“La vie nous réserve toujours des surprises, en mal comme en bien, c'est pourquoi elle mérite d'être vécue.”
“On va mettre cela sur le compte de la fatigue mais je me suis surprise à patauger dans la guimauve. Grosse bouffée de tendresse pour ces trois-là et intuition que nous étions en train de vivre nos dernières tartines d'enfance...”
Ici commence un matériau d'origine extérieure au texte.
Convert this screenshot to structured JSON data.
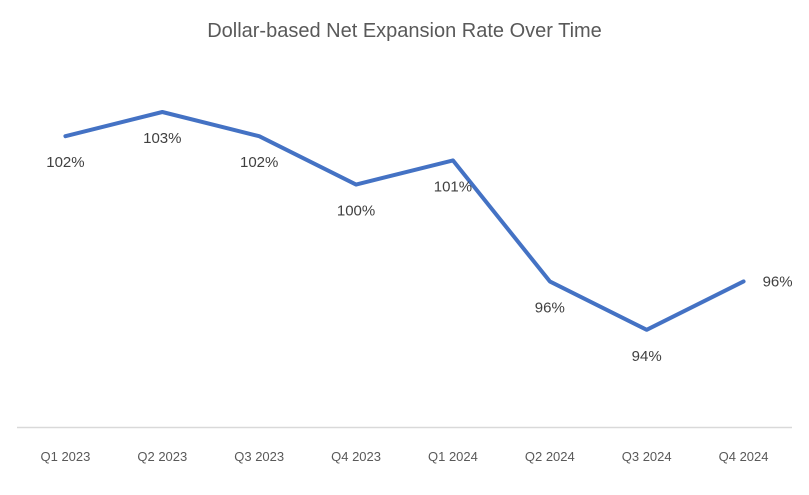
{
  "chart_data": {
    "type": "line",
    "title": "Dollar-based Net Expansion Rate Over Time",
    "categories": [
      "Q1 2023",
      "Q2 2023",
      "Q3 2023",
      "Q4 2023",
      "Q1 2024",
      "Q2 2024",
      "Q3 2024",
      "Q4 2024"
    ],
    "values": [
      102,
      103,
      102,
      100,
      101,
      96,
      94,
      96
    ],
    "data_labels": [
      "102%",
      "103%",
      "102%",
      "100%",
      "101%",
      "96%",
      "94%",
      "96%"
    ],
    "unit": "%",
    "xlabel": "",
    "ylabel": "",
    "ylim": [
      90,
      104
    ],
    "grid": false,
    "legend": "none",
    "y_axis_visible": false,
    "colors": {
      "line": "#4472C4",
      "title_text": "#595959",
      "data_label_text": "#404040",
      "axis_tick_text": "#595959",
      "axis_line": "#D9D9D9",
      "background": "#FFFFFF"
    }
  }
}
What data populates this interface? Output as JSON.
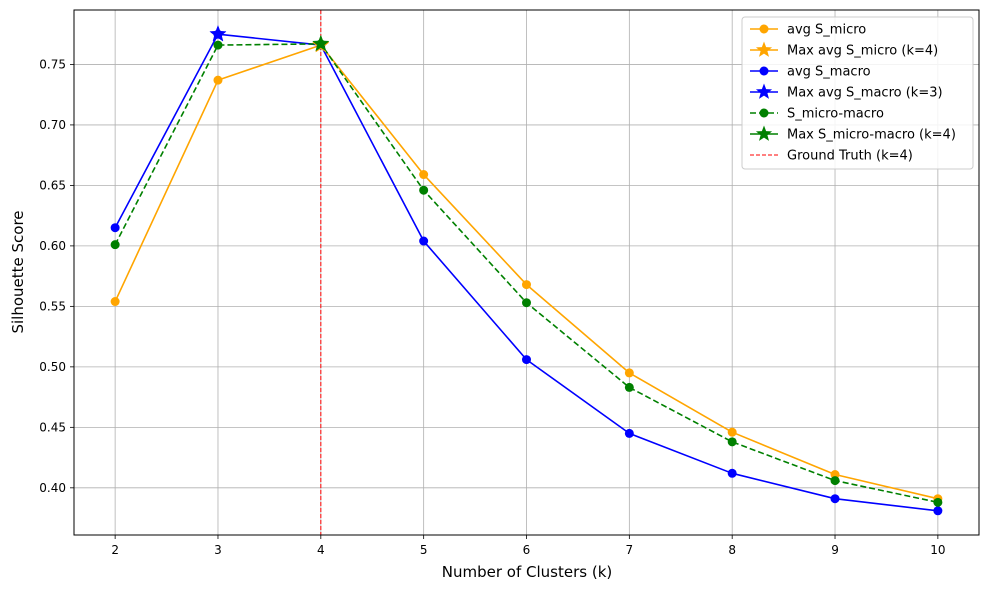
{
  "chart_data": {
    "type": "line",
    "title": "",
    "xlabel": "Number of Clusters (k)",
    "ylabel": "Silhouette Score",
    "x": [
      2,
      3,
      4,
      5,
      6,
      7,
      8,
      9,
      10
    ],
    "xlim": [
      1.6,
      10.4
    ],
    "ylim": [
      0.361,
      0.795
    ],
    "xticks": [
      2,
      3,
      4,
      5,
      6,
      7,
      8,
      9,
      10
    ],
    "yticks": [
      "0.40",
      "0.45",
      "0.50",
      "0.55",
      "0.60",
      "0.65",
      "0.70",
      "0.75"
    ],
    "grid": true,
    "legend_position": "top-right",
    "series": [
      {
        "name": "avg S_micro",
        "color": "#ffa500",
        "style": "solid",
        "marker": "circle",
        "values": [
          0.554,
          0.737,
          0.766,
          0.659,
          0.568,
          0.495,
          0.446,
          0.411,
          0.391
        ]
      },
      {
        "name": "avg S_macro",
        "color": "#0000ff",
        "style": "solid",
        "marker": "circle",
        "values": [
          0.615,
          0.775,
          0.766,
          0.604,
          0.506,
          0.445,
          0.412,
          0.391,
          0.381
        ]
      },
      {
        "name": "S_micro-macro",
        "color": "#008000",
        "style": "dashed",
        "marker": "circle",
        "values": [
          0.601,
          0.766,
          0.767,
          0.646,
          0.553,
          0.483,
          0.438,
          0.406,
          0.388
        ]
      }
    ],
    "max_markers": [
      {
        "name": "Max avg S_micro (k=4)",
        "color": "#ffa500",
        "x": 4,
        "y": 0.766
      },
      {
        "name": "Max avg S_macro (k=3)",
        "color": "#0000ff",
        "x": 3,
        "y": 0.775
      },
      {
        "name": "Max S_micro-macro (k=4)",
        "color": "#008000",
        "x": 4,
        "y": 0.767
      }
    ],
    "reference_line": {
      "name": "Ground Truth (k=4)",
      "color": "#ff0000",
      "x": 4,
      "style": "dashed"
    },
    "legend": [
      {
        "label": "avg S_micro",
        "color": "#ffa500",
        "marker": "circle",
        "style": "solid"
      },
      {
        "label": "Max avg S_micro (k=4)",
        "color": "#ffa500",
        "marker": "star",
        "style": "solid"
      },
      {
        "label": "avg S_macro",
        "color": "#0000ff",
        "marker": "circle",
        "style": "solid"
      },
      {
        "label": "Max avg S_macro (k=3)",
        "color": "#0000ff",
        "marker": "star",
        "style": "solid"
      },
      {
        "label": "S_micro-macro",
        "color": "#008000",
        "marker": "circle",
        "style": "dashed"
      },
      {
        "label": "Max S_micro-macro (k=4)",
        "color": "#008000",
        "marker": "star",
        "style": "solid"
      },
      {
        "label": "Ground Truth (k=4)",
        "color": "#ff0000",
        "marker": "none",
        "style": "dashed"
      }
    ]
  }
}
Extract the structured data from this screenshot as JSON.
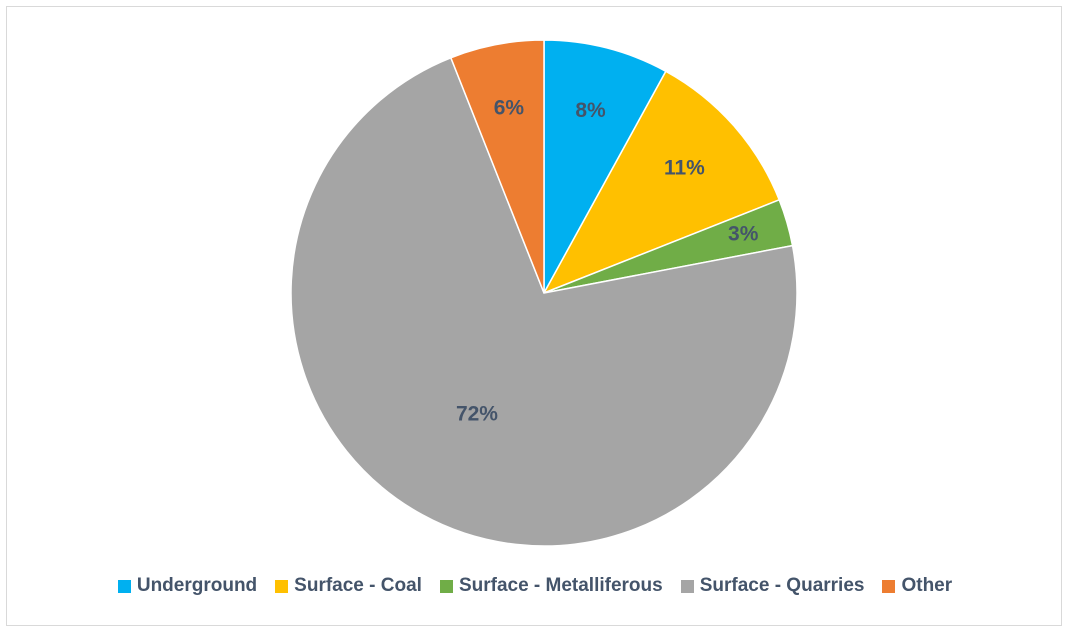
{
  "chart_data": {
    "type": "pie",
    "title": "",
    "categories": [
      "Underground",
      "Surface - Coal",
      "Surface - Metalliferous",
      "Surface - Quarries",
      "Other"
    ],
    "values": [
      8,
      11,
      3,
      72,
      6
    ],
    "data_labels": [
      "8%",
      "11%",
      "3%",
      "72%",
      "6%"
    ],
    "colors": [
      "#00b0f0",
      "#ffc000",
      "#70ad47",
      "#a5a5a5",
      "#ed7d31"
    ],
    "start_angle": "12 o'clock",
    "direction": "clockwise",
    "legend_position": "bottom"
  }
}
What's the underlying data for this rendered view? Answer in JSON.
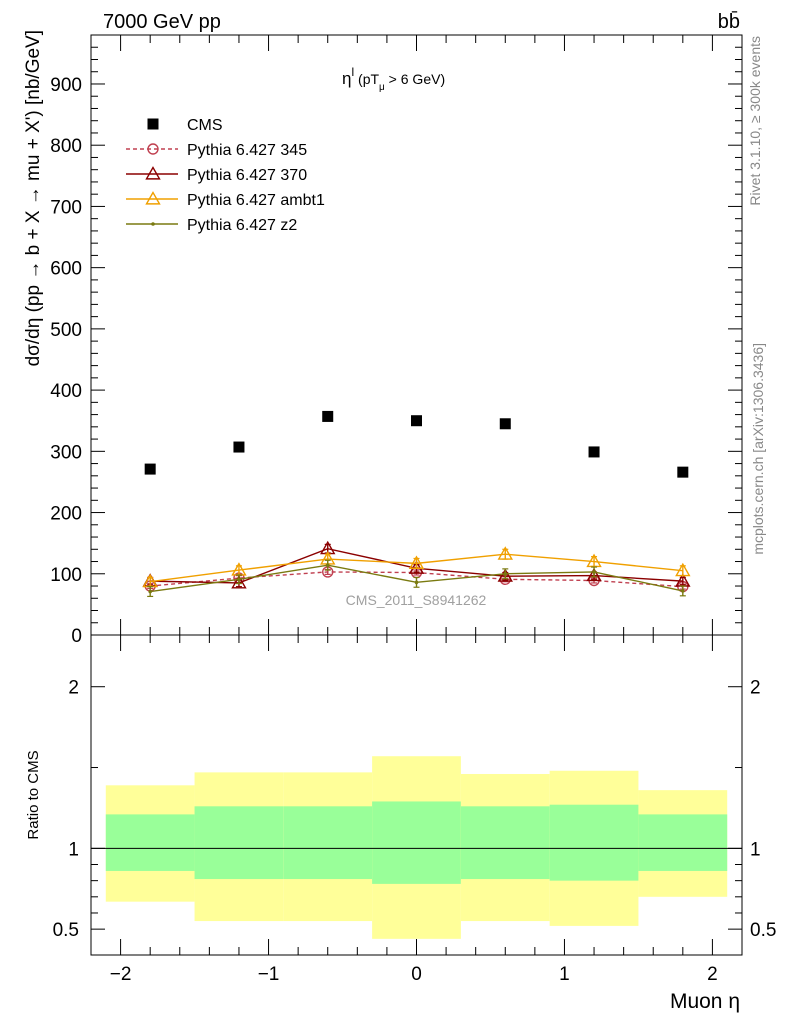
{
  "header": {
    "energy_label": "7000 GeV pp",
    "process_label": "bb̄"
  },
  "side_labels": {
    "rivet": "Rivet 3.1.10, ≥ 300k events",
    "mcplots": "mcplots.cern.ch [arXiv:1306.3436]"
  },
  "chart_data": [
    {
      "type": "scatter",
      "title": "η^l (pT_μ > 6 GeV)",
      "ylabel": "dσ/dη (pp → b + X → mu + X') [nb/GeV]",
      "xlabel": "",
      "xlim": [
        -2.2,
        2.2
      ],
      "ylim": [
        0,
        980
      ],
      "yticks": [
        0,
        100,
        200,
        300,
        400,
        500,
        600,
        700,
        800,
        900
      ],
      "ytick_labels": [
        "0",
        "100",
        "200",
        "300",
        "400",
        "500",
        "600",
        "700",
        "800",
        "900"
      ],
      "x": [
        -1.8,
        -1.2,
        -0.6,
        0.0,
        0.6,
        1.2,
        1.8
      ],
      "watermark": "CMS_2011_S8941262",
      "legend_position": "top-left",
      "series": [
        {
          "name": "CMS",
          "style": "data",
          "color": "#000000",
          "values": [
            271,
            307,
            357,
            350,
            345,
            299,
            266
          ]
        },
        {
          "name": "Pythia 6.427 345",
          "style": "circle-dashed",
          "color": "#c04050",
          "values": [
            80,
            93,
            103,
            102,
            91,
            89,
            79
          ],
          "errors": [
            4,
            4,
            4,
            4,
            4,
            4,
            4
          ]
        },
        {
          "name": "Pythia 6.427 370",
          "style": "triangle",
          "color": "#8b0000",
          "values": [
            88,
            85,
            141,
            109,
            96,
            97,
            88
          ],
          "errors": [
            6,
            6,
            7,
            6,
            6,
            6,
            6
          ]
        },
        {
          "name": "Pythia 6.427 ambt1",
          "style": "triangle",
          "color": "#f0a000",
          "values": [
            87,
            106,
            124,
            117,
            132,
            120,
            105
          ],
          "errors": [
            7,
            7,
            8,
            8,
            8,
            8,
            8
          ]
        },
        {
          "name": "Pythia 6.427 z2",
          "style": "dot",
          "color": "#7a7a10",
          "values": [
            71,
            91,
            114,
            86,
            100,
            103,
            72
          ],
          "errors": [
            8,
            7,
            8,
            8,
            8,
            8,
            8
          ]
        }
      ]
    },
    {
      "type": "area",
      "ylabel": "Ratio to CMS",
      "xlabel": "Muon η",
      "xlim": [
        -2.2,
        2.2
      ],
      "ylim": [
        0.34,
        2.32
      ],
      "yticks": [
        0.5,
        1,
        2
      ],
      "ytick_labels": [
        "0.5",
        "1",
        "2"
      ],
      "xticks": [
        -2,
        -1,
        0,
        1,
        2
      ],
      "xtick_labels": [
        "−2",
        "−1",
        "0",
        "1",
        "2"
      ],
      "reference_line": 1,
      "bins": [
        {
          "lo": -2.1,
          "hi": -1.5,
          "inner": [
            0.86,
            1.21
          ],
          "outer": [
            0.67,
            1.39
          ]
        },
        {
          "lo": -1.5,
          "hi": -0.9,
          "inner": [
            0.81,
            1.26
          ],
          "outer": [
            0.55,
            1.47
          ]
        },
        {
          "lo": -0.9,
          "hi": -0.3,
          "inner": [
            0.81,
            1.26
          ],
          "outer": [
            0.55,
            1.47
          ]
        },
        {
          "lo": -0.3,
          "hi": 0.3,
          "inner": [
            0.78,
            1.29
          ],
          "outer": [
            0.44,
            1.57
          ]
        },
        {
          "lo": 0.3,
          "hi": 0.9,
          "inner": [
            0.81,
            1.26
          ],
          "outer": [
            0.55,
            1.46
          ]
        },
        {
          "lo": 0.9,
          "hi": 1.5,
          "inner": [
            0.8,
            1.27
          ],
          "outer": [
            0.52,
            1.48
          ]
        },
        {
          "lo": 1.5,
          "hi": 2.1,
          "inner": [
            0.86,
            1.21
          ],
          "outer": [
            0.7,
            1.36
          ]
        }
      ],
      "band_colors": {
        "inner": "#99ff99",
        "outer": "#ffff99"
      }
    }
  ]
}
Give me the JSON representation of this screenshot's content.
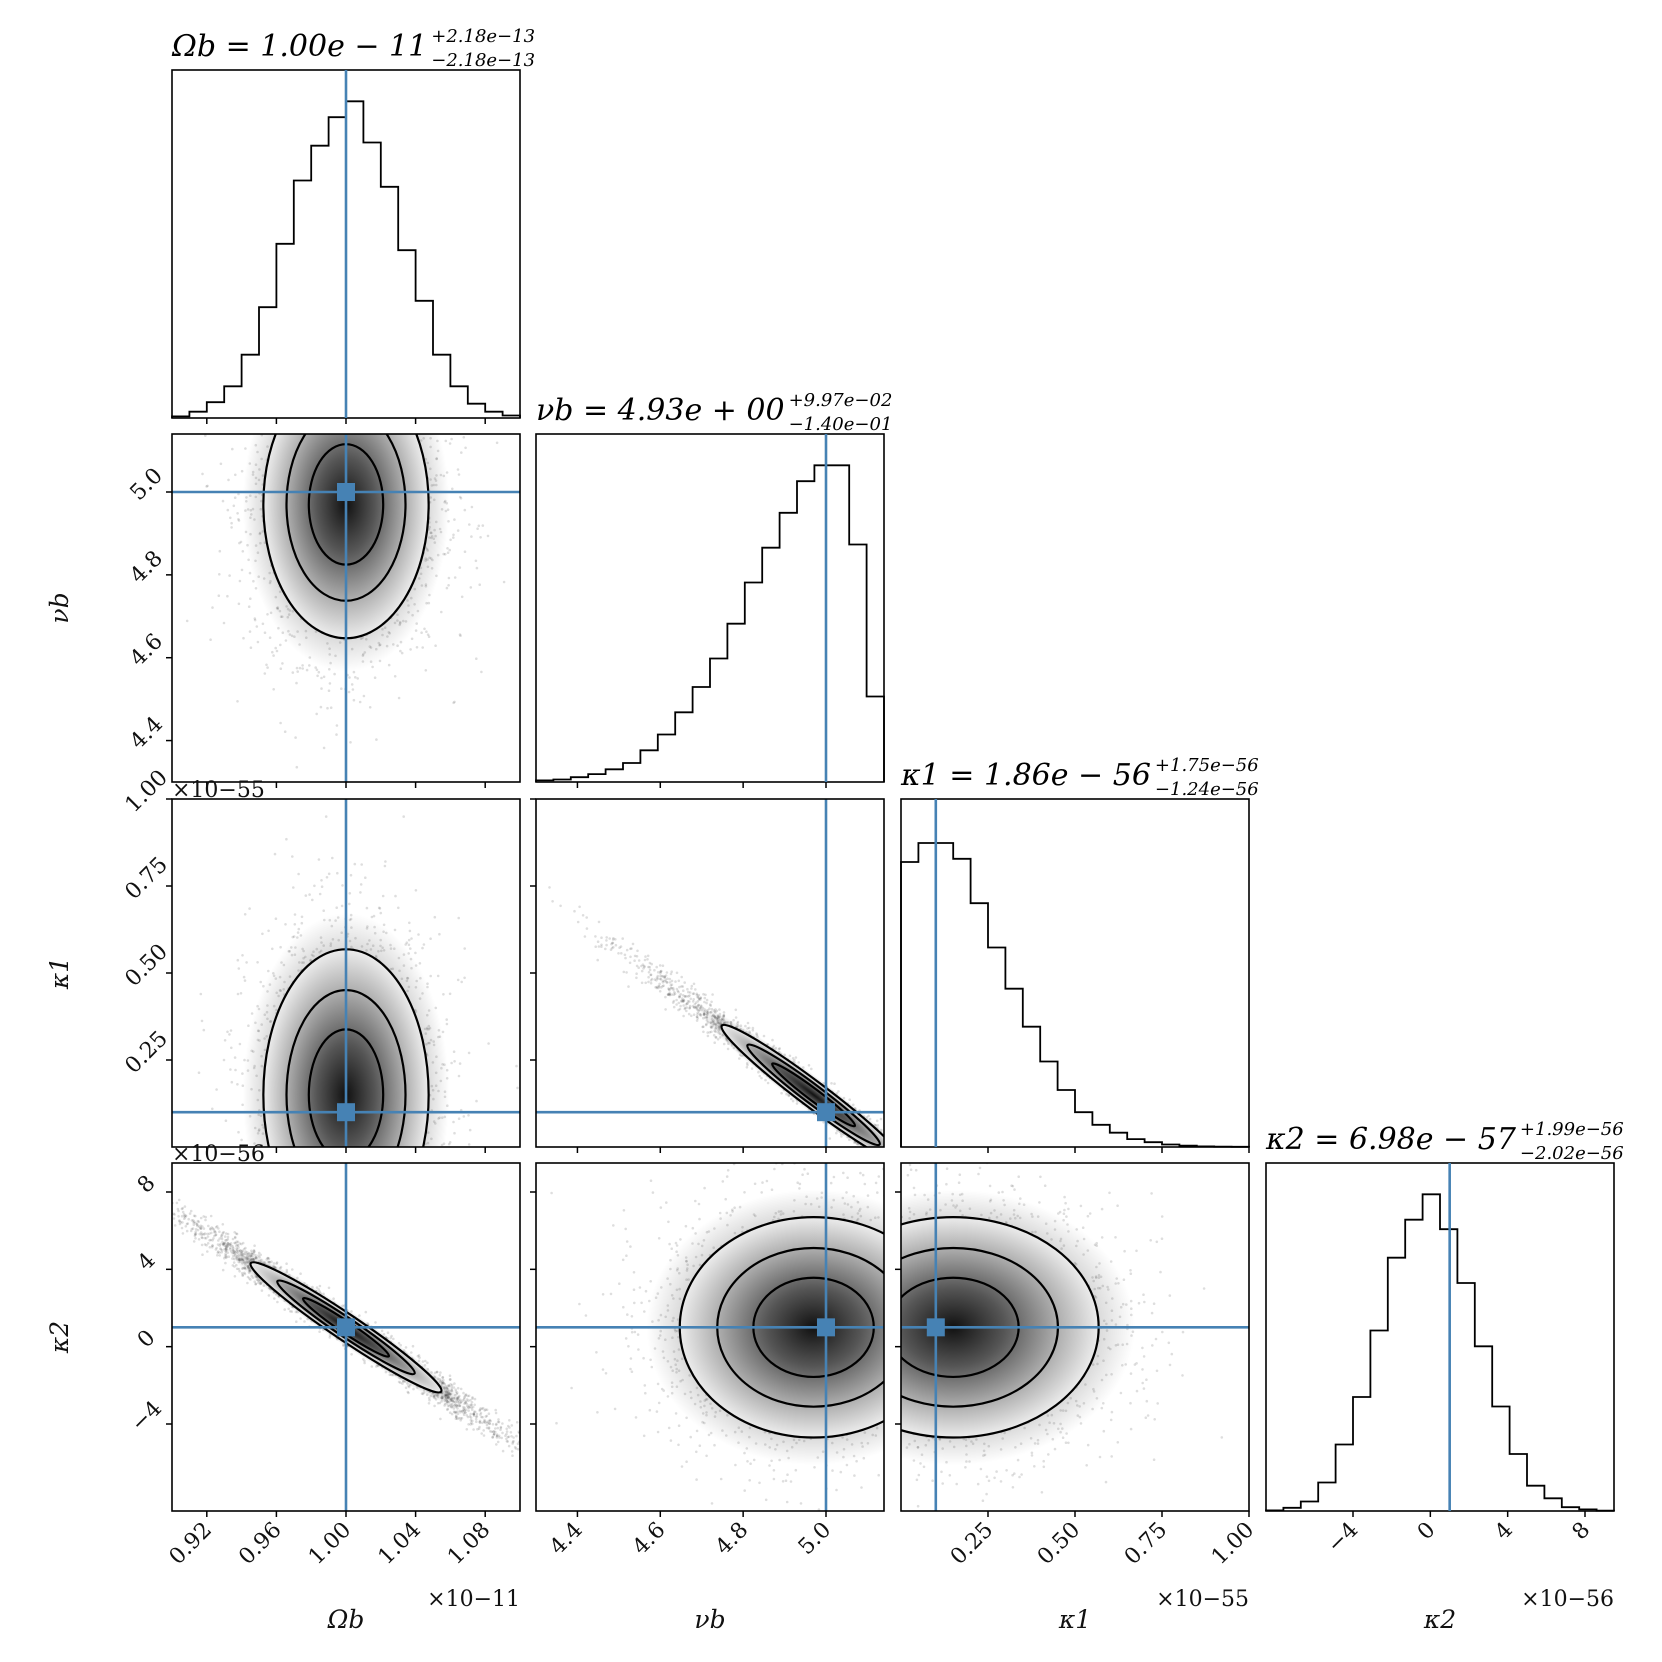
{
  "chart_data": {
    "type": "corner",
    "truth_color": "#4682b4",
    "parameters": [
      {
        "symbol": "Ω",
        "sub": "b",
        "axis_label": "Ωb",
        "title_prefix": "Ωb = 1.00e − 11",
        "title_sup": "+2.18e−13",
        "title_sub": "−2.18e−13",
        "range": [
          0.9,
          1.1
        ],
        "truth": 1.0,
        "ticks": [
          0.92,
          0.96,
          1.0,
          1.04,
          1.08
        ],
        "tick_labels": [
          "0.92",
          "0.96",
          "1.00",
          "1.04",
          "1.08"
        ],
        "scale": "×10−11",
        "hist": [
          0.005,
          0.02,
          0.05,
          0.1,
          0.2,
          0.35,
          0.55,
          0.75,
          0.86,
          0.95,
          1.0,
          0.87,
          0.73,
          0.53,
          0.37,
          0.2,
          0.1,
          0.045,
          0.02,
          0.008
        ]
      },
      {
        "symbol": "ν",
        "sub": "b",
        "axis_label": "νb",
        "title_prefix": "νb = 4.93e + 00",
        "title_sup": "+9.97e−02",
        "title_sub": "−1.40e−01",
        "range": [
          4.3,
          5.14
        ],
        "truth": 5.0,
        "ticks": [
          4.4,
          4.6,
          4.8,
          5.0
        ],
        "tick_labels": [
          "4.4",
          "4.6",
          "4.8",
          "5.0"
        ],
        "scale": "",
        "hist": [
          0.005,
          0.008,
          0.015,
          0.025,
          0.04,
          0.06,
          0.1,
          0.15,
          0.22,
          0.3,
          0.39,
          0.5,
          0.63,
          0.74,
          0.85,
          0.95,
          1.0,
          1.0,
          0.75,
          0.27
        ]
      },
      {
        "symbol": "κ",
        "sub": "1",
        "axis_label": "κ1",
        "title_prefix": "κ1 = 1.86e − 56",
        "title_sup": "+1.75e−56",
        "title_sub": "−1.24e−56",
        "range": [
          0.0,
          1.0
        ],
        "truth": 0.1,
        "ticks": [
          0.25,
          0.5,
          0.75,
          1.0
        ],
        "tick_labels": [
          "0.25",
          "0.50",
          "0.75",
          "1.00"
        ],
        "scale": "×10−55",
        "hist": [
          0.9,
          0.96,
          0.96,
          0.91,
          0.77,
          0.63,
          0.5,
          0.38,
          0.27,
          0.18,
          0.11,
          0.07,
          0.045,
          0.025,
          0.015,
          0.008,
          0.004,
          0.002,
          0.001,
          0.0005
        ]
      },
      {
        "symbol": "κ",
        "sub": "2",
        "axis_label": "κ2",
        "title_prefix": "κ2 = 6.98e − 57",
        "title_sup": "+1.99e−56",
        "title_sub": "−2.02e−56",
        "range": [
          -8.5,
          9.5
        ],
        "truth": 1.0,
        "ticks": [
          -4,
          0,
          4,
          8
        ],
        "tick_labels": [
          "−4",
          "0",
          "4",
          "8"
        ],
        "scale": "×10−56",
        "hist": [
          0.002,
          0.01,
          0.03,
          0.09,
          0.21,
          0.36,
          0.57,
          0.8,
          0.92,
          1.0,
          0.89,
          0.72,
          0.52,
          0.33,
          0.18,
          0.08,
          0.04,
          0.012,
          0.005,
          0.001
        ]
      }
    ],
    "pairs": [
      {
        "row": 1,
        "col": 0,
        "rho": 0.05
      },
      {
        "row": 2,
        "col": 0,
        "rho": 0.0
      },
      {
        "row": 2,
        "col": 1,
        "rho": -0.98
      },
      {
        "row": 3,
        "col": 0,
        "rho": -0.97
      },
      {
        "row": 3,
        "col": 1,
        "rho": 0.0
      },
      {
        "row": 3,
        "col": 2,
        "rho": -0.05
      }
    ]
  }
}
"Cette citation évoque un moment de vulnérabilité et de prise de conscience émotionnelle. L'auteure reconnaît d'abord sa fatigue comme explication facile, mais admet ensuite s'être laissée submerger par une tendresse profonde. L'expression 'patauger dans la guimauve' suggère une résistance initiale face à cette émotion jugée peut-être trop sentimentale, suivie d'une acceptation. La 'dernière tartine d'enfance' symbolise la fin d'une période d'innocence et de simplicité - un rite de passage où l'on prend conscience que certains moments ne se reproduiront plus."
La citation explore le paradoxe de la conscience temporelle : on ne reconnaît souvent la valeur précieuse d'un moment qu'au moment même où il devient passé. Elle aborde également la tension entre la maturité qui nous pousse à rationaliser nos émotions ('la fatigue') et la persistance de notre vulnérabilité émotionnelle. Philosophiquement, elle touche à la phénoménologie des moments liminaux - ces seuils entre deux états d'être où la conscience de la fin donne une intensité particulière à l'expérience présente.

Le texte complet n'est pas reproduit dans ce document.